(1) Hi all, I'm just starting out with Nim and - coming from Python - the recommended unqualified importing trips me up. I wonder how can I quickly see where a symbol comes from when I have a few imports in my file. Consider:
import math
import nimdata
echo DF.fromRange(0, 10).collect()
Where does DF comes from? (I know it's defined in nimdata, but the unqualified imports don't tell me...) I'm using Emacs with nim-mode, however I couldn't figure out how nim-mode can tell me where DF comes from.
(2) So I though the best would be qualified imports. I tried
from nimdata import nil
echo nimdata.DF.fromRange(0, 10).collect()
or
echo nimdata.DF.nimdata.fromRange(0, 10).nimdata.collect()
I got in trouble with both versions: The proc fromRange needs to be qualified but cannot be qualifeid as a proc of DF... (I understand that procs in Nim are much looser coupled to an instance then methods in Python).
So I'm a bit at a loss... I'm sure these are typical beginner's troubles and they'll evaporated with more experience, but at the moment I can't see how...
hello, you cannot use UFCS with qualified imports which is why it is not recommended
echo nimdata.collect(nimdata.fromRange(nimdata.DF, 0, 10))
I'm using Emacs with nim-mode, however I couldn't figure out how nim-mode can tell me where DF comes from.

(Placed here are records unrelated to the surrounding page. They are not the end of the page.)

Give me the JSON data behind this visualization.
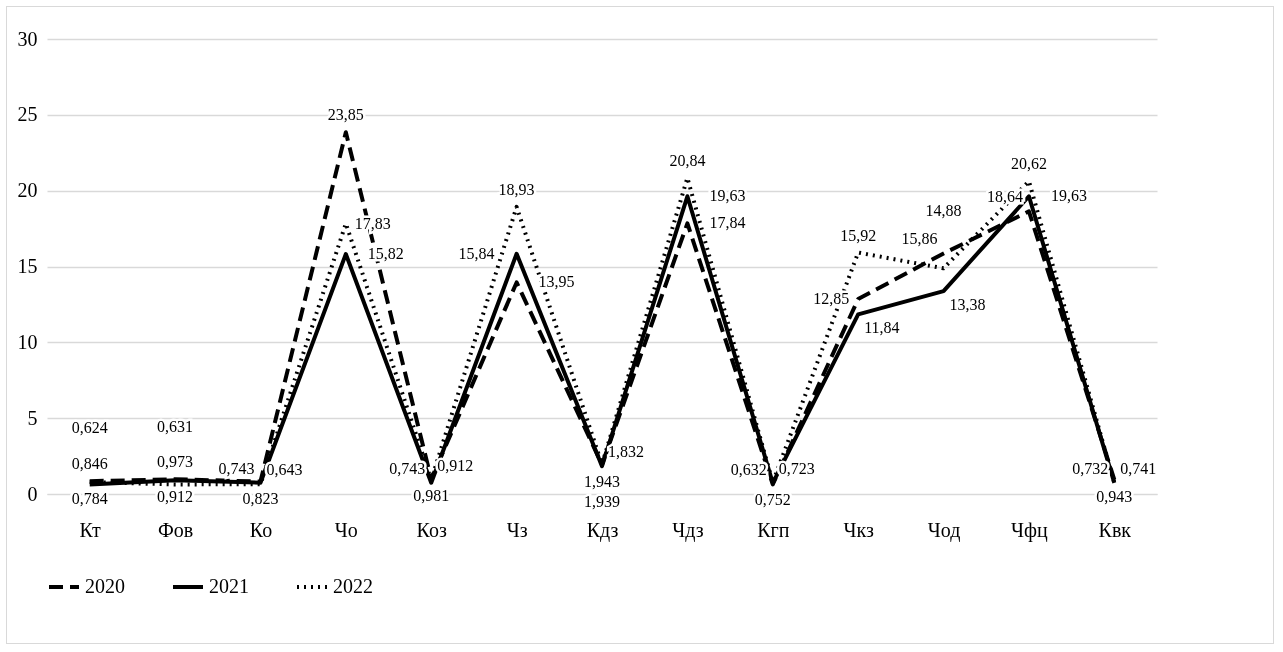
{
  "chart_data": {
    "type": "line",
    "categories": [
      "Кт",
      "Фов",
      "Ко",
      "Чо",
      "Коз",
      "Чз",
      "Кдз",
      "Чдз",
      "Кгп",
      "Чкз",
      "Чод",
      "Чфц",
      "Квк"
    ],
    "series": [
      {
        "name": "2020",
        "color": "#000000",
        "line_style": "dashed",
        "values": [
          0.846,
          0.973,
          0.823,
          23.85,
          0.981,
          13.95,
          1.939,
          17.84,
          0.632,
          12.85,
          15.86,
          18.64,
          0.943
        ],
        "value_labels": [
          "0,846",
          "0,973",
          "0,823",
          "23,85",
          "0,981",
          "13,95",
          "1,939",
          "17,84",
          "0,632",
          "12,85",
          "15,86",
          "18,64",
          "0,943"
        ]
      },
      {
        "name": "2021",
        "color": "#000000",
        "line_style": "solid",
        "values": [
          0.624,
          0.912,
          0.743,
          15.82,
          0.743,
          15.84,
          1.832,
          19.63,
          0.723,
          11.84,
          13.38,
          19.63,
          0.732
        ],
        "value_labels": [
          "0,624",
          "0,912",
          "0,743",
          "15,82",
          "0,743",
          "15,84",
          "1,832",
          "19,63",
          "0,723",
          "11,84",
          "13,38",
          "19,63",
          "0,732"
        ]
      },
      {
        "name": "2022",
        "color": "#000000",
        "line_style": "dotted",
        "values": [
          0.784,
          0.631,
          0.643,
          17.83,
          0.912,
          18.93,
          1.943,
          20.84,
          0.752,
          15.92,
          14.88,
          20.62,
          0.741
        ],
        "value_labels": [
          "0,784",
          "0,631",
          "0,643",
          "17,83",
          "0,912",
          "18,93",
          "1,943",
          "20,84",
          "0,752",
          "15,92",
          "14,88",
          "20,62",
          "0,741"
        ]
      }
    ],
    "ylim": [
      0,
      30
    ],
    "yticks": [
      0,
      5,
      10,
      15,
      20,
      25,
      30
    ],
    "grid": "y",
    "legend": "bottom"
  }
}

That's a tooling issue (likely nimsuggest related). Contrary to Python, the type system has all the info on the available symbols so we need the tools to expose it.

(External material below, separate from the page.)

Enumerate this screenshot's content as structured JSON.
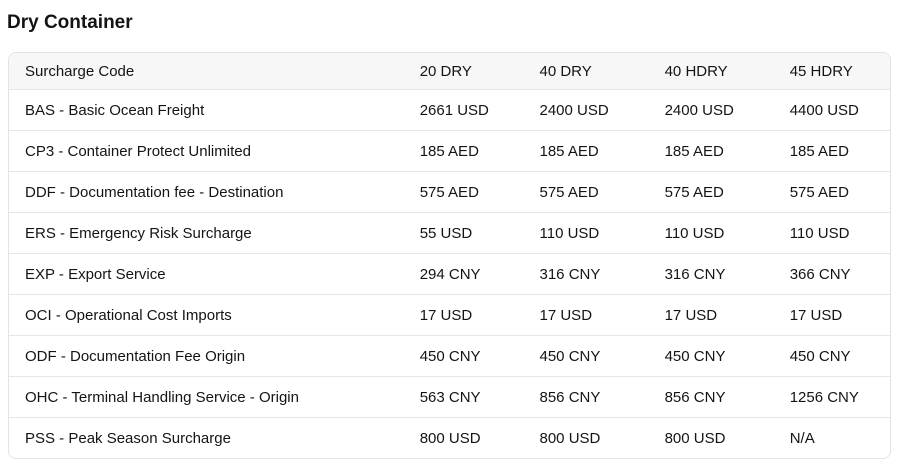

I.e. declaring types/static typing is a cost when defining a proc but it should also allow you to write less code on use (like ensuring proper typing or finding the importing module). Unfortunately we are still not there yet on tooling sorry :/.
import macros
macro findSym(thing: typed) = echo(thing.getType.lineInfo)
findSym:
echo
:)
According to the nim-mode github page: https://github.com/nim-lang/nim-mode
jump-to-definition (M-., and M-, keys)
find-references (M-? key)
So try one of those bindings?
Hey @aEverr, thanks for this. Super cool.
I was not aware how general in Nim the loose coupling of functions and objects/variables is - and that it is called Uniform Function Call Syntax.